Yoruldu. Oturmak istedi bir yere. Gözlerini gezdirdi. Köşe bir bank gördü. Bank tam da sokak lambasının yanındaydı. Oturmak istedi. Yaklaştı, yaklaştı. Oturdu. Telefonunu açtı. Jeongguk'u bir kere daha çaldırdı. Tanıdık melodi ile etrafına baktı anında. Bir beden gördü. Beden umursamadı hemen yanında ki telefonu. Kafası yere eğik duruyordu öylece.

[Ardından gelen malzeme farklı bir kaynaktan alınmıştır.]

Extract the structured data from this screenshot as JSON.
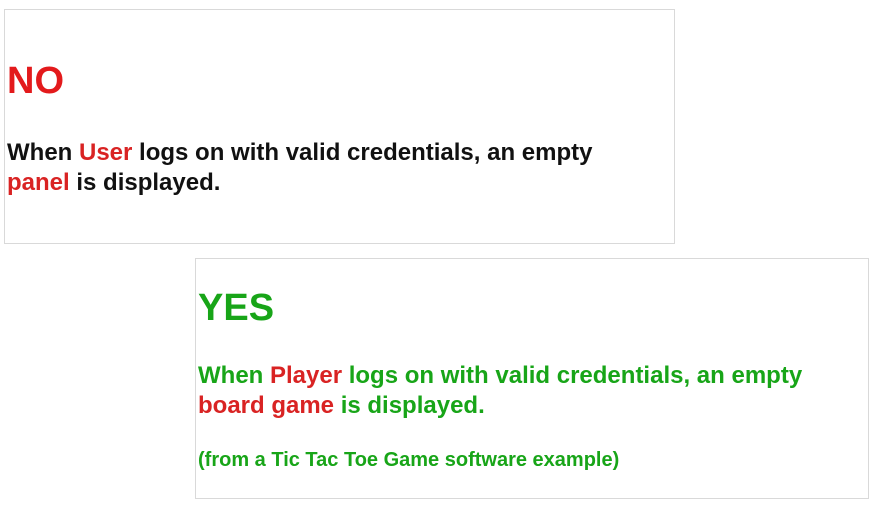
{
  "colors": {
    "no": "#e31a1c",
    "yes": "#18a518",
    "highlight": "#d92323",
    "text": "#111111"
  },
  "no_card": {
    "heading": "NO",
    "line1": {
      "before": "When ",
      "term": "User",
      "after": " logs on with valid credentials, an empty"
    },
    "line2": {
      "term": "panel",
      "after": " is displayed."
    }
  },
  "yes_card": {
    "heading": "YES",
    "line1": {
      "before": "When ",
      "term": "Player",
      "after": " logs on with valid credentials, an empty"
    },
    "line2": {
      "term": "board game",
      "after": " is displayed."
    },
    "note": "(from a Tic Tac Toe Game software example)"
  }
}
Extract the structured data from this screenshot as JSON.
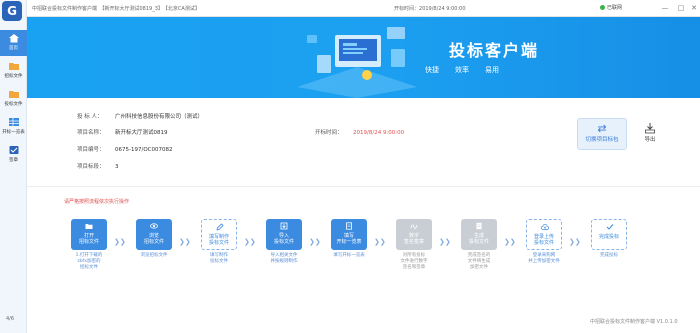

İçinden, bu o olabilir mi diye geçirdi. Ayağa kalktı hızlıca. Koştu. Koşmasıyla beden ona döndü. Evet! O Jeongguk'tu! Hızlıca kolları arasına alıp saçlarını öptü çocuğun. Kafasını göğüsüne yatırdı saçlarını sevdi. Öptü saçlarını. Sırtını okşadı. Islandı göğüsü. Yağmur mu yağıyor diye gökyüzüne baktı.  Hayır. Hayır, bu çocuğun göz yaşlarıydı.

"B-bana acıma. Kimse acımasın bana. Ben acınacak biri değilim ki! Ben-benim, benim babam var. O-o benim hem annem hem babam oldu! O mükemmel biri. Ben acınası biri değilim ki. Neden, neden benimle dalga geçiyorlar? Annem yok diye neden geçiyorlar?  Benim-benim iki tane annem var ki. Birisi teyzem birisi babamdı. Taehyung acıma bana. Lütfen, lütfen."

Sayıklanan onca kelimeler, Utanç duyulması gereken davranışlar. Jeongguk travmasını yaşıyordu. Yaşamaya devam etmemesi için uğraşacağına yeminler etti. Ona sözler verdi.

"Sana asla acımayacağım. Söz, söz seni bırakmayacağım."